# LIRA $ for retirement - not sure what to do



## petefromguelph (Oct 2, 2014)

Hey guys! Thanks in advance for any advice. I have been lurking the forums all day trying to figure out what to do with a LIRA I have in Itrade right now. I am a novice investor hoping to make a decent decision!

So here's the skinny. $31,844.88 in my Itrade LIRA. Im 31 so I have a long term window to invest and compound. 

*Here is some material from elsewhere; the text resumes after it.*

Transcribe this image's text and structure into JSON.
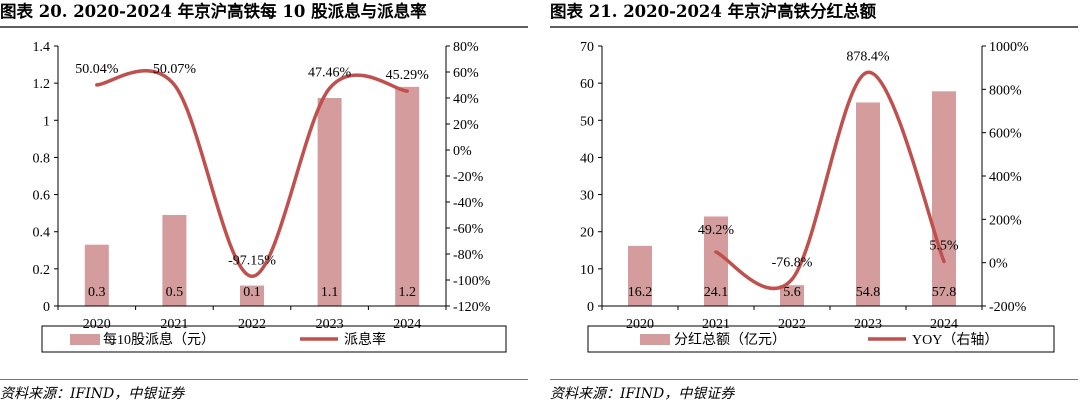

I was originally thinking of spreading it across three Mawer funds. Mawer 150 (Small Cap), 106 (Canadian Equity I think) and the balanced fund. The MER would be higher than doing ETF funds BUT I wouldn't have to have much involvement and could let it sit. I then started looking at ETF funds due to lower MER. Maybe allocate in that direction. VCN, XIU, VTI - those have all come across my radar. Lastly, dividend stock. I purchased a BNS share a few months back after reading about DRIPs. I enrolled the stock in the DRIP program and off it goes. I like the idea of generating an "income" but am not sure how it works through a discount brokerage account when it comes to re-investing the dividends. Also, as I am 31, I don't think I will be using the "investing time" in the best way possible. 

As you can see I am a noob. Scattered, not sure what to do. Still scared at looking at a big number (to me anyways!) waiting to be invested. ANY help would be appreciated. Like I said, I have taken out books at the library, read through a few blogs, lurked on forums. Ran the gamut and here I am - too many options. I don't mind some risk as I have time to wait out fluctuations. I wouldn't want to go Vegas style investing, but would like a decent return. 

Thank you in advance to everyone!

Pete in Guelph


----------